El pragmatismo al que nos empujan horarios ajustados y pantallas que nos siguen durante el día, ofreciéndose a cada instante para que prestemos atención, nos alejan del viejo arte de deambular como caminantes atentos al detalle azaroso y el matiz del momento.
Salir a la calle ya no es una aventura y nos apresuramos a denigrar a quienes todavía deambulan sin rumbo, sumidos en sus pensamientos y ajenos a los impulsos sensoriales que garantizan auriculares inalámbricos y pantallas de móvil cada vez más brillantes, nítidas y con un color más cercano a la realidad.
Así que pasear es propio de quienes hacen puñetas: el jubilado, el dominguero, el parado, el niño soñador que se retrasa un poco y trota a lo Platero por la calle tarareando algo, mirando, tocando, parando en seco con la boca abierta, reemprendiendo el camino a la carrera y vuelta a parar, para iniciar de nuevo la marcha, intercalando saltos y piruetas que dibujan una estela invisible.
Teoría y práctica del garbeo con fundamento
Saber pasear, descubriendo lo que nos depara un entorno urbano o natural, es mucho más que avanzar a un paso determinado en un intervalo de tiempo decidido de antemano, sino una actividad más azarosa y relacionada con la experiencia reflexiva y sensorial del individuo. Una introspección con la actividad de involucrarse en el contexto que nos inspira cada curiosidad y pensamiento deshilachado.
Una manera de celebrar nuestra condición de seres embebidos en el mundo. Si somos algo, reflexionaba el filósofo alemán Martin Heidegger hace un siglo, es un ser integrado en la situación del momento, que se proyecta hacia el futuro como un torrente de percepciones cruzadas.
Estamos en el mundo: no nos podemos definir como un ente desgajado de lo que nos rodea (embadurnándonos de “realidad”, de “presencia”) en cada momento: por mucho que nos empeñemos en pensar en nosotros como individuos-estanco, nuestra piel no es un profiláctico que nos separa del mundo.
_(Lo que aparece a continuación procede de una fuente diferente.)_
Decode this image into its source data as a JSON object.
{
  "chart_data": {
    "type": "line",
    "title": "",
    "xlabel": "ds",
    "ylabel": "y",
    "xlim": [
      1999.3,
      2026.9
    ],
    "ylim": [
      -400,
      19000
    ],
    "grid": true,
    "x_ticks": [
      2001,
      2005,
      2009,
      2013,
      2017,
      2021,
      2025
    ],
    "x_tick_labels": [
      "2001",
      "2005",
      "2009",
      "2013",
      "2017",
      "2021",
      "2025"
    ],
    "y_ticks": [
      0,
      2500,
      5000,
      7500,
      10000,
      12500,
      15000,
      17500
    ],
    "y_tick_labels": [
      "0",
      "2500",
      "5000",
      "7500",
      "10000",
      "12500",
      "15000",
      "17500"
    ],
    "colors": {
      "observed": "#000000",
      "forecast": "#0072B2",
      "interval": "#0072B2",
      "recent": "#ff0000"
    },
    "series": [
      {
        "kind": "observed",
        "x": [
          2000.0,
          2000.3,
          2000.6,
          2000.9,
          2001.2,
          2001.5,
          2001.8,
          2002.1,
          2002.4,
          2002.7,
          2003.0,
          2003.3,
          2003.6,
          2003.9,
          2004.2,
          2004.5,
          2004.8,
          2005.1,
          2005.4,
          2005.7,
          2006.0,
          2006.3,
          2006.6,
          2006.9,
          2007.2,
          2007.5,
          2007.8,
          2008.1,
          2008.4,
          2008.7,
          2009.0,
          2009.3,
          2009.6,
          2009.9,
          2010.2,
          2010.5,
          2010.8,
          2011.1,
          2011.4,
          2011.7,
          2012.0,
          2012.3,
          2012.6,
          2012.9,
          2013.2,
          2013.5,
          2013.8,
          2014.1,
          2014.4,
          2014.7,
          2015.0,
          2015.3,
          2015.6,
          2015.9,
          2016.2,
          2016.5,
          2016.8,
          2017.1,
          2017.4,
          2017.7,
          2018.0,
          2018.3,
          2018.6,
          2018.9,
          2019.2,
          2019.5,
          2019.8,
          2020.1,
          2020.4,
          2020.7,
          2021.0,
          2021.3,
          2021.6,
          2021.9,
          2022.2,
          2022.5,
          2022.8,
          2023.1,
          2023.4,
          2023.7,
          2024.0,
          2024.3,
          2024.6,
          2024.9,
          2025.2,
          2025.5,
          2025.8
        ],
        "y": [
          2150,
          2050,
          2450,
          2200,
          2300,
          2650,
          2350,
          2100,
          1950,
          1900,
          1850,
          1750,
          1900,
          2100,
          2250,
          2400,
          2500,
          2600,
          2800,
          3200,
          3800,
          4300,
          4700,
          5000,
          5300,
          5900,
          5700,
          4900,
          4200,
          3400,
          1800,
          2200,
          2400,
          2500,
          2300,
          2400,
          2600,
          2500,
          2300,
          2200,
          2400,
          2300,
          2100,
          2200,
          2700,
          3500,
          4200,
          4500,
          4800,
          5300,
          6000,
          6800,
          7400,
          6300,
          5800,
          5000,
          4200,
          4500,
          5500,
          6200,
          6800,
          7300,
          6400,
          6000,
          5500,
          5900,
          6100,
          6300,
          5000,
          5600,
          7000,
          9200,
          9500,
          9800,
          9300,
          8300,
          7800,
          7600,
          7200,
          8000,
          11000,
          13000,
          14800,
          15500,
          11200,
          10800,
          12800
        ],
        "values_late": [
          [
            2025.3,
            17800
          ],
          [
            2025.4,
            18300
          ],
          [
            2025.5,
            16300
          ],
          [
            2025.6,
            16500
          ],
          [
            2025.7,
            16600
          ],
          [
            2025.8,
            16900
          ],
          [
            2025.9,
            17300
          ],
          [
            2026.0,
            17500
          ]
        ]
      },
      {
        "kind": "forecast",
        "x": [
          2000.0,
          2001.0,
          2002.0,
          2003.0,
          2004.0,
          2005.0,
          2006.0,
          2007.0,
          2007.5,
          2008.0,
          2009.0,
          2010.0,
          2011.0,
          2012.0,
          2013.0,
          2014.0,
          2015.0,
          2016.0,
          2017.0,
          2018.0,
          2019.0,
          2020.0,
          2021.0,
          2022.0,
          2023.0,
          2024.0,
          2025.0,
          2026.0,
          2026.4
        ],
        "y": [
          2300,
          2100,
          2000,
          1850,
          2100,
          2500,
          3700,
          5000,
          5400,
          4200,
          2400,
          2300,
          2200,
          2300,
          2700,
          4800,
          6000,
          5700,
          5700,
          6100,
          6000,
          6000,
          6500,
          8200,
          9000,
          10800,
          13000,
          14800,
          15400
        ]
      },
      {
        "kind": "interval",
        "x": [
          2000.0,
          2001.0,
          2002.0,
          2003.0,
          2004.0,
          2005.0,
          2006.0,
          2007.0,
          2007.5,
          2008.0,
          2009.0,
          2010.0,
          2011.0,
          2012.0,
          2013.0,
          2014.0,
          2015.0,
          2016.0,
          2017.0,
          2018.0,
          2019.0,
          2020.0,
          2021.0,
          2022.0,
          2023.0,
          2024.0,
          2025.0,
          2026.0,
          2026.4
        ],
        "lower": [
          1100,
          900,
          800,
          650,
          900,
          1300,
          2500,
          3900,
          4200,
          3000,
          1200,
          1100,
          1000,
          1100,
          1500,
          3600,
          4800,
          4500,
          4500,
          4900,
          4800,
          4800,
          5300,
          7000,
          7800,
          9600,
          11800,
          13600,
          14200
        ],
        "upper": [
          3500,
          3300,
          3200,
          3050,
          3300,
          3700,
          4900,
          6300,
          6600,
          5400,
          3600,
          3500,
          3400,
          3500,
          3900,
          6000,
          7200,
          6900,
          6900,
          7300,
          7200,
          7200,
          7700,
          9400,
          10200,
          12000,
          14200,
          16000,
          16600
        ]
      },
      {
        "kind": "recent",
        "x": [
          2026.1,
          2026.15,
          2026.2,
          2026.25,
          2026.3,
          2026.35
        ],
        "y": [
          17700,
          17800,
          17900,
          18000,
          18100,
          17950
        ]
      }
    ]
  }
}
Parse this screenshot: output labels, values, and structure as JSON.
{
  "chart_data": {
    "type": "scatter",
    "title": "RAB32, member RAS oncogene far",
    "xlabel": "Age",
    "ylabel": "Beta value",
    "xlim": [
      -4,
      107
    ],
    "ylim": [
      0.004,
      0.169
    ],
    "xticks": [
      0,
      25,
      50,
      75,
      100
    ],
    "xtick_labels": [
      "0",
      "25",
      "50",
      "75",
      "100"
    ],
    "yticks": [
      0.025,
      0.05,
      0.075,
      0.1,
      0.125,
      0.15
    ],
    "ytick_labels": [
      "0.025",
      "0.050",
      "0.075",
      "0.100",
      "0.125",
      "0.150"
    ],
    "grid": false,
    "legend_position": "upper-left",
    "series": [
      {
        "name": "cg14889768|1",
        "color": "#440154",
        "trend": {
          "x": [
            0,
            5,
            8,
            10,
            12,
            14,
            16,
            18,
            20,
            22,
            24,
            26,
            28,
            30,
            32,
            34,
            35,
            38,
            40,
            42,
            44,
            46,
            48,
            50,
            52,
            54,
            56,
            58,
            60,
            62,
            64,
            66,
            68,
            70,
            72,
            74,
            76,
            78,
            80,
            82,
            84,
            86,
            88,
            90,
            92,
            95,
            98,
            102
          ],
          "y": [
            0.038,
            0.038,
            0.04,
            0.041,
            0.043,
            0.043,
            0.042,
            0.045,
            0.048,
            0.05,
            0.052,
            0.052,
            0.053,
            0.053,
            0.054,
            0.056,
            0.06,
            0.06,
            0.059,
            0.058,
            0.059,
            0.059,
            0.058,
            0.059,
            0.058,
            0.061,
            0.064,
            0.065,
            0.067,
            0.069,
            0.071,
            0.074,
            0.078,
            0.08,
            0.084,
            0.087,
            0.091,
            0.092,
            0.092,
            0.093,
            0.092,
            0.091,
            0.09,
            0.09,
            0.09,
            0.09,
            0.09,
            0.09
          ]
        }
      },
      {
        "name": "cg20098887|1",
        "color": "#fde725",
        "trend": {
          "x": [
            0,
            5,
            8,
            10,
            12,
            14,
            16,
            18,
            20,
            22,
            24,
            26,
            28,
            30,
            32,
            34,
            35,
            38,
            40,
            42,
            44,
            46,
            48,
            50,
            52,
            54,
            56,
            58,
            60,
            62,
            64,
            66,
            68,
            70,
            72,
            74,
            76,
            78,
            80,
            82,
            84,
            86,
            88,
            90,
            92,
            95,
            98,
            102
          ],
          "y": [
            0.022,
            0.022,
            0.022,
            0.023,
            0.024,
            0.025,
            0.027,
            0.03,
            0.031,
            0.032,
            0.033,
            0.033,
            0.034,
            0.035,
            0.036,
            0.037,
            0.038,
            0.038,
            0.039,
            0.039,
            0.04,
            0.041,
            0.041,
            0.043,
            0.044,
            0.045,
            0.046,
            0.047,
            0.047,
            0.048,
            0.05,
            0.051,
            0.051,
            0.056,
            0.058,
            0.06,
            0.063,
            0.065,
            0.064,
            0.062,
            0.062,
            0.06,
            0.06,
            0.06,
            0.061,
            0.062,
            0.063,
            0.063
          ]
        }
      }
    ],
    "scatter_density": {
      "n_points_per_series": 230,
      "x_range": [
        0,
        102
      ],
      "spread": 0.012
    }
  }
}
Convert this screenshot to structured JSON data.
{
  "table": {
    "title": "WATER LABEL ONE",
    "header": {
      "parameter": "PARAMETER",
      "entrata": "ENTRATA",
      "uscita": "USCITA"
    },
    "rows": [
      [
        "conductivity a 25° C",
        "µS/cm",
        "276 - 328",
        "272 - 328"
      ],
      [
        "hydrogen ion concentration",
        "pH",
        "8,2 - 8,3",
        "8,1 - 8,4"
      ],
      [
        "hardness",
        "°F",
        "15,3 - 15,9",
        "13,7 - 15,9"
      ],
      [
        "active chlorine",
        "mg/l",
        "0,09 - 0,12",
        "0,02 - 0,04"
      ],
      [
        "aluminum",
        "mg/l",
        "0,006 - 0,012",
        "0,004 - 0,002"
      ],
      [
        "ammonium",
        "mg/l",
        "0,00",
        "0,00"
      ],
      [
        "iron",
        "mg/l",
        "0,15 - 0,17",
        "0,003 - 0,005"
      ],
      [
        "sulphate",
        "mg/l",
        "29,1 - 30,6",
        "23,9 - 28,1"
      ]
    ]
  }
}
Del paseo de dominguero al paseo sinestésico
Cuando la llegada de la Ilustración convirtió el paseo desenfadado en entornos urbanos, reformadores sociales y arquitectónicos de la época lograron la atención e inversiones necesarias para diseñar los primeros parques urbanos recreativos y paseos arbolados, desde las remodelaciones urbanas en la España de Carlos III a las grandes transformaciones racionalistas de mediados del siglo XIX.
Saber caminar, sea en un paisaje rural a las afueras de la ciudad, en un parque o en territorio urbano, se convierte en un distintivo de quienes se han propuesto celebrar su “lugar en el mundo” (divagando mientras caminan, abiertos a que una visión o conversación inesperada, o acaso un acontecimiento no previsto, demanden su atención por un instante, reemprendiendo la marcha poco después).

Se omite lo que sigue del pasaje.